For these reasons, we are of opinion, the proposition ■asserted in the second prayer of the appellant is correct. This opinion is supported by the uniform and unbroken current of decisions in this country, wherever the Statutes of 3rd and 4th Anne are in force, and the law merchant as applicable to negotiable paper prevails. This is shown by a reference to the numerous authorities cited in the appellant’s brief.

If necessary others might be cited. They will be found collected in Drake on Attachment, (4th Edition,) sec. 582 to 592 inclusive.

Two cases in Maryland have been cited by the appellees’ counsel, as sustaining the opposite view. These are Steuart vs. West, 1 H. & J., 536, and Somerville vs. Brown, 5 Gill, 399.

*224In Steuart vs. West, the debt of the garnishee to the defendant, was evidenced by a negotiable promissory note, and the attachment was supported. But it does not distinctly appear from the report of the case, that the note was in the hands of a bona fide endorsee for value, who received it before maturity. The case is very briefly reported. No opinion was given by the Court of Appeals showing the ground upon which their decision rested. We do not think the case can be considered as a distinct adjudication of the question now before us.

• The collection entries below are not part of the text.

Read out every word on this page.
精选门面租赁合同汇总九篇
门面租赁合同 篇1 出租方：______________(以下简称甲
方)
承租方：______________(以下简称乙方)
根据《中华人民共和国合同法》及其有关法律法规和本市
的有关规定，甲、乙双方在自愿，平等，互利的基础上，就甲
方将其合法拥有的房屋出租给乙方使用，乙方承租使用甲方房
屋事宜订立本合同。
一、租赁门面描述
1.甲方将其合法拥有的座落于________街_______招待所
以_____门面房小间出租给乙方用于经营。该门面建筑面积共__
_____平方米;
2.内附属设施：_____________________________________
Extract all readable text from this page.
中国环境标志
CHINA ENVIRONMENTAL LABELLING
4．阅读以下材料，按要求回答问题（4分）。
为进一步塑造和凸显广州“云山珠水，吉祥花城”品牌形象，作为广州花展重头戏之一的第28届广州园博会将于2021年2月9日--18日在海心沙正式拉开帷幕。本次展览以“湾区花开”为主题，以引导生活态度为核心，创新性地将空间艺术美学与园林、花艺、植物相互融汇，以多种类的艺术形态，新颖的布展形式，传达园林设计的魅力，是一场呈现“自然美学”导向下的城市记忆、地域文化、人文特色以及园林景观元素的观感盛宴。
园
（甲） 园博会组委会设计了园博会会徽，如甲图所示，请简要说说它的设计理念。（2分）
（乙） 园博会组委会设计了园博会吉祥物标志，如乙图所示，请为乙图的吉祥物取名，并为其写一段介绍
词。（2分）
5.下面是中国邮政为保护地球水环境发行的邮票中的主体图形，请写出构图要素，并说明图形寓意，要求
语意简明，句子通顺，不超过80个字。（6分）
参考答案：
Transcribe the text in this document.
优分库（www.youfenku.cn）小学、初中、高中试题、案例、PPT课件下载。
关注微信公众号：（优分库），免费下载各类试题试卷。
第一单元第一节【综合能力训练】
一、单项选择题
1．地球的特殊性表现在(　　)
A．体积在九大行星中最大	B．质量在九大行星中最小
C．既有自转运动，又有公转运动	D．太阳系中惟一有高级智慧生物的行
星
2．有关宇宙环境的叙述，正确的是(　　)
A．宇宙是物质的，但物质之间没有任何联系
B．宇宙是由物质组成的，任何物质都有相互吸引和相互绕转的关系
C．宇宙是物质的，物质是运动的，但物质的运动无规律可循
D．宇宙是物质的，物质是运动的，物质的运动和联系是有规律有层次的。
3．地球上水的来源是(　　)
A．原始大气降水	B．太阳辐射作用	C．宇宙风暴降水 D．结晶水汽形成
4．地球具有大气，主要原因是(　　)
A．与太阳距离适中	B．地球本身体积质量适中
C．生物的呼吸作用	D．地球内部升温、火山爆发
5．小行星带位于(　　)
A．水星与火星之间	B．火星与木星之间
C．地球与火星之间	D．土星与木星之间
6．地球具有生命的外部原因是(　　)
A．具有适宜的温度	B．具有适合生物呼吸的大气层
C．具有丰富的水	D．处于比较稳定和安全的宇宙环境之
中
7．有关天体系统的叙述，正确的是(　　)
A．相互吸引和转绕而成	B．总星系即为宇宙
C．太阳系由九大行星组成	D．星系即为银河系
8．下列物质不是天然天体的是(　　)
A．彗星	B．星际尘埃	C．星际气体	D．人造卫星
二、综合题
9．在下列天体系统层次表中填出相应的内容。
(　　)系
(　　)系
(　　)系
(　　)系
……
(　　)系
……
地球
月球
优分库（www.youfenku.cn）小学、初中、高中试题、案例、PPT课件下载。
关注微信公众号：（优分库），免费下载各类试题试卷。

In Somerville vs. Brown, which appears to have been based to some extent, upon what was supposed to have been decided in Steuart vs. West, it was held by a majority of the Court, Judge Dobsev dissenting, that “ where the maker of a negotiable promissory note, is before its maturity, summoned as a garnishee of one who then owns the note as an endorsee, and judgment is rendered against him, the judgment will protect him against an action on the note, brought by a subsequent endorsee, who acquired title to the paper before its maturity, and without any knowledge of the attachment.”

Afterwards, when the same case came before the Court on appeal in Brown vs. Somerville, 8 Md., 444, the Court did not consider the main question then open, as the decision on the former appeal, having been rendered in the same case, settled the principle governing the case. Nevertheless, the former decision was so far modified, as to hold that in such' case, the judgment is not a defence, unless there has been execution thereon and satisfaction or payment.

The case in 8 Md. cannot be considered as an affirmance of the principle decided in 5 Gill, which stands unsupported by any other decision in this State.

In view of the well settled principles of the law, and the uniform current of decisions dn other States, as well as upon grounds of public policy, we are constrained to *225depart from the decision in 5 Gill, and to hold that where the maker of a negotiable promissory note is summoned as a garnishee of the payee or endorser, the plaintiff in the attachment is not entitled to a judgment of condemnation, if it appears that the note, either before or after the service of the attachment, has been transferred or endorsed over to a third person before its maturity for value, and without actual notice to him of the attachment.

(Decided 11th March, 1880.)

We are of opinion the second prayer of the appellant in this case ought to have been granted, and that there was error in the Court’s instruction to the jury; the judgment will therefore be reversed and anew trial ordered; hut the appellant will not be awarded his costs on this appeal.

Judgment reversed and new trial ordered.